Parity information is used to check whether data that has been moved from one storage area to another storage area (e.g., within a storage device) or that has been transmitted between two components (e.g., two computers or two storage devices) has been lost or written over. In particular, an additional binary digit, the parity bit, is added to a group of bits that are moved together. Before the group of bits are sent, the bits in the group are counted, and, for odd parity, if the total number of bits is even, the parity bit is set to one, and the total number of bits transmitted adds up to an odd number (e.g., if the parity group is 101, the parity bit is set to one, and 1011 adds up to an odd number). If the total number of bits is odd, the parity bit is set to zero, and the total number of bits transmitted again forms an odd number (e.g., if the parity group is 100, the parity bit is set to zero, and 1000 adds up to an odd number). At the receiving end, each group of bits, along with the parity bit, is checked to see if the total number of bits adds up to an odd number, and, if so, transmission has occurred successfully. Alternatively, it is possible to use even parity, in which case the parity bit is set to one if the total number of bits is odd.
Redundant disk arrays, such as RAID devices Level 3 (RAID-3 devices) and RAID-5 devices, may be used to build highly available and reliable disk subsystems, which is described further in A. Patterson, G. A. Gibson, and R. Katz, “A case for redundant arrays of inexpensive disks,” in Proc. SIGMOD Int. Conf. Data Management, Chicago, Ill., 1988, pp. 109-116. Typically, the exclusive-OR (XOR) of data from some number of disks is maintained on a redundant disk, and, in the event of a disk failure, the data on the failed disk may be reconstructed by performing the XOR operation on the data on the surviving disks, and writing this into a spare disk. The ⊕ symbol represents an XOR operation. With a two input XOR operation, for any two inputs, if either input is True (i.e., 1) (but not both), then the output is True (i.e., 1).
However, data may be lost if the second disk fails before the reconstruction is complete. In, for example, Burkhard and J. Menon, “Disk Array System Storage Reliability”, International Symposium Fault-Tolerant Computing, pp. 432-441, 1993, it was shown that traditional disk arrays that can protect from the simultaneous loss of no more than one disk will prove to be inadequate by the year 2000.

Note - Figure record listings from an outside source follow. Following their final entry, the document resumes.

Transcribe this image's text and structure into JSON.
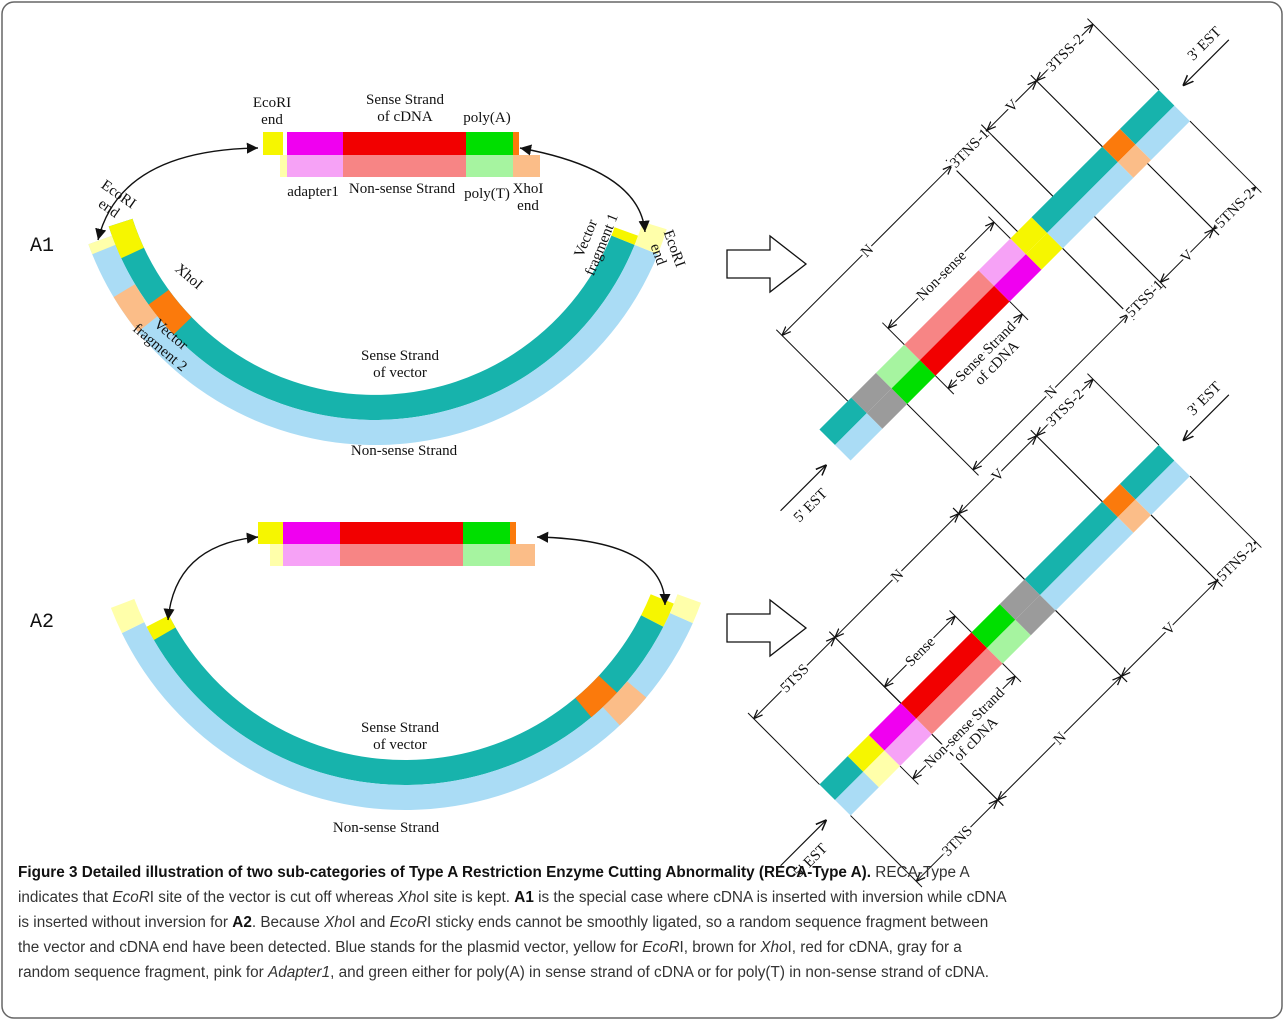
{
  "a1": {
    "label": "A1",
    "labels": [
      [
        "EcoRI",
        "end"
      ],
      [
        "Sense Strand",
        "of cDNA"
      ],
      [
        "poly(A)"
      ],
      [
        "adapter1"
      ],
      [
        "Non-sense Strand"
      ],
      [
        "poly(T)"
      ],
      [
        "XhoI",
        "end"
      ],
      [
        "EcoRI",
        "end"
      ],
      [
        "XhoI"
      ],
      [
        "Vector",
        "fragment 2"
      ],
      [
        "Sense Strand",
        "of vector"
      ],
      [
        "Non-sense Strand"
      ],
      [
        "Vector",
        "fragment 1"
      ],
      [
        "EcoRI",
        "end"
      ]
    ]
  },
  "a2": {
    "label": "A2",
    "labels": [
      [
        "Sense Strand",
        "of vector"
      ],
      [
        "Non-sense Strand"
      ]
    ]
  },
  "a1_map": {
    "end3": "3' EST",
    "end5": "5' EST",
    "upper": [
      "N",
      "3TNS-1",
      "V",
      "3TSS-2"
    ],
    "inner_upper": [
      "Non-sense"
    ],
    "lower": [
      "N",
      "5TSS-1",
      "V",
      "5TNS-2"
    ],
    "inner_lower": [
      "Sense Strand",
      "of cDNA"
    ]
  },
  "a2_map": {
    "end3": "3' EST",
    "end5": "5' EST",
    "upper": [
      "5TSS",
      "N",
      "V",
      "3TSS-2"
    ],
    "inner_upper": [
      "Sense"
    ],
    "lower": [
      "3TNS",
      "N",
      "V",
      "5TNS-2"
    ],
    "inner_lower": [
      "Non-sense Strand",
      "of cDNA"
    ]
  },
  "caption": {
    "lines": [
      [
        {
          "text": "Figure 3 Detailed illustration of two sub-categories of Type A Restriction Enzyme Cutting Abnormality (RECA-Type A).",
          "style": "bold"
        },
        {
          "text": " RECA-Type A"
        }
      ],
      [
        {
          "text": "indicates that "
        },
        {
          "text": "EcoR",
          "style": "italic"
        },
        {
          "text": "I site of the vector is cut off whereas "
        },
        {
          "text": "Xho",
          "style": "italic"
        },
        {
          "text": "I site is kept. "
        },
        {
          "text": "A1",
          "style": "bold"
        },
        {
          "text": " is the special case where cDNA is inserted with inversion while cDNA"
        }
      ],
      [
        {
          "text": "is inserted without inversion for "
        },
        {
          "text": "A2",
          "style": "bold"
        },
        {
          "text": ". Because "
        },
        {
          "text": "Xho",
          "style": "italic"
        },
        {
          "text": "I and "
        },
        {
          "text": "EcoR",
          "style": "italic"
        },
        {
          "text": "I sticky ends cannot be smoothly ligated, so a random sequence fragment between"
        }
      ],
      [
        {
          "text": "the vector and cDNA end have been detected. Blue stands for the plasmid vector, yellow for "
        },
        {
          "text": "EcoR",
          "style": "italic"
        },
        {
          "text": "I, brown for "
        },
        {
          "text": "Xho",
          "style": "italic"
        },
        {
          "text": "I, red for cDNA, gray for a"
        }
      ],
      [
        {
          "text": "random sequence fragment, pink for "
        },
        {
          "text": "Adapter1",
          "style": "italic"
        },
        {
          "text": ", and green either for poly(A) in sense strand of cDNA or for poly(T) in non-sense strand of cDNA."
        }
      ]
    ]
  }
}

Consequently, several techniques have been considered to design systems that will not lose data even when multiple disks fail simultaneously. These techniques are further described in, for example, I. Park, “Efficient placement of parity and data to tolerate two disk failures in disk array systems,” IEEE Trans. Parallel and Distributed Systems, vol. 6, no. 11, pp. 1177-1184, November 1995; Blaum, J. Brady, J. Bruck and J. Menon, “EVENODD: An efficient scheme for tolerating double disk failures in RAID architectures,” IEEE Trans. Computers, vol. 44, no. 2, pp. 192-202, February 1995; Blaum, J. Brady, J. Bruck and J. Menon, “Methods and means for encoding and rebuilding data contents up to two unavailable DASDSs in a DASD array using simple non-recursive diagonal and row parity,” U.S. Pat. No. 5,579,475, issued November 1996; Blaum, H. Hao, R. Mattson and J. Menon, “Methods and means for encoding and rebuilding data contents up to two unavailable DASDSs in an array of DASDs,” U.S. Pat. No. 5,271,012, issued December 1993; Gibson, L. Hellerstein, R. M. Karp, R. H. Katz, and D. A. Patterson, “Coding techniques for handling failures in large disk arrays,” Report No. UCB/CSD 88/477, December 1988; and Edirisooriya, S “METHOD OF ENCODING DATA SIGNALS FOR STORAGE” U.S. Pat. No. 6,247,157, issued on Jun. 21, 2001.
RAID devices Level 6 (RAID-6 devices) are similar to RAID-5 but include a second parity scheme that is distributed across different drives. In particular, RAID-6 devices provide support for recovering from two disk failures by maintaining two sets of parity groups. These parity groups may be referred to as horizontal and diagonal parity. The parity groups are formed so that each data block is present in both parity groups. Consequently, when modifying a data block, it is necessary to update two parity blocks.
Notwithstanding existing techniques for resolving simultaneous multiple disk failures, there is a need in the art for improved parity computation.